Si l’esprit de Pupille se fait plutôt optimiste, la réalisatrice n’hésite pas à montrer la réalité des procédures d’adoption: l’attente (insoutenable) des couples qui désirent avoir un enfant, les exigences que ceux-ci doivent remplir, les refus qu’ils peuvent connaître lorsque le Service d’adoption ne les estiment «pas encore prêts». Rend compte de cette dure réalité une scène dans laquelle Lydie (Olivia Côte), une travailleuse sociale, doit annoncer à un couple qui attend depuis des années que l’agrément d’adoption leur est refusé. Un coup rude pour ce couple qui rêve d’avoir un enfant. Cependant, comme la travailleuse sociale l’explique, ce non-agrément ne signifie pas qu’on les considère comme étant inaptes à être parents, mais qu’on les estime inaptes à être parents d’un enfant qui, toute sa vie, portera avec lui une histoire singulière. Il ne s’agit pas, en somme, de trouver un enfant pour des parents en manque, mais de trouver des parents pour un enfant aux besoins particuliers.

En plus d’aborder un sujet peu traité au cinéma, Pupille surprend également par son casting. Dans le rôle de Jean, l’assistant familial à qui Théo est confié durant les deux premiers mois de sa vie, Gilles Lellouche, surprend. Celui qui jouait les tombeurs avec Dujardin dans les Infidèles se voit à présent jouer les nounous pour un nourrisson. Un rôle qui lui va comme un gant. Lellouche fait de Jean un personnage pudique, sensible, attentif, un homme moderne (Jean est père au foyer), en proie aux doutes et qui souhaite juste «bien faire». Une présence masculine qui détonne dans ce monde peuplé plutôt par les femmes et qui, à l’encontre des clichés, montre qu’un homme peut, lui aussi, assurer des tâches que le monde d’hier réservait aux femmes.

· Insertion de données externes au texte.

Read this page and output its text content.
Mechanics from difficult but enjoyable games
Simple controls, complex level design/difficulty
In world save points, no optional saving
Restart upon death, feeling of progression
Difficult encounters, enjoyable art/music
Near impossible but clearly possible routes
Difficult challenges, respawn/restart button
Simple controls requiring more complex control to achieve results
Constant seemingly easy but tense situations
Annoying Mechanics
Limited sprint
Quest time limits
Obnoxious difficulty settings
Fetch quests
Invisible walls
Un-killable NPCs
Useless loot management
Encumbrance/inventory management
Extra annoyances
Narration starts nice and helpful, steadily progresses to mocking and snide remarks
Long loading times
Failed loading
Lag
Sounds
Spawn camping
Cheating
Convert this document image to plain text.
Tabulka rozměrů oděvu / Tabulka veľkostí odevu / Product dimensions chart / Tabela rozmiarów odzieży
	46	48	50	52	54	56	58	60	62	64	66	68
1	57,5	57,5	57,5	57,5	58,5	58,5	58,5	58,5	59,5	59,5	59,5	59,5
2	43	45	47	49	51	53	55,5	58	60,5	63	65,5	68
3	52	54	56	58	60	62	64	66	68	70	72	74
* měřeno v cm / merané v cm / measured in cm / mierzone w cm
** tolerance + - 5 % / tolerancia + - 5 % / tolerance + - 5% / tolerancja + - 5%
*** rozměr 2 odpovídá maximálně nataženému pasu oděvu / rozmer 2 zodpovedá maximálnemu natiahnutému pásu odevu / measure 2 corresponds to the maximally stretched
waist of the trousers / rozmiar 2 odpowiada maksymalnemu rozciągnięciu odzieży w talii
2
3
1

Une modernité du récit incarnée également par Alice (une merveilleuse et touchante Elodie Bouchez), qui devient la mère du petit Théo alors qu’elle n’est pas mariée. L’ouverture de l’adoption aux personnes seules constitue en effet et encore aujourd’hui une difficulté pour les personnes souhaitant adopter. Beaucoup de pays refusent encore de confier leurs pupilles à des personnes qui ne seraient pas mariées.

Enfin, comment ne pas citer l’importance du regard (la seconde pupille) et de la parole dans ce film? Un long-métrage que je vous conseille justement d’aller regarder.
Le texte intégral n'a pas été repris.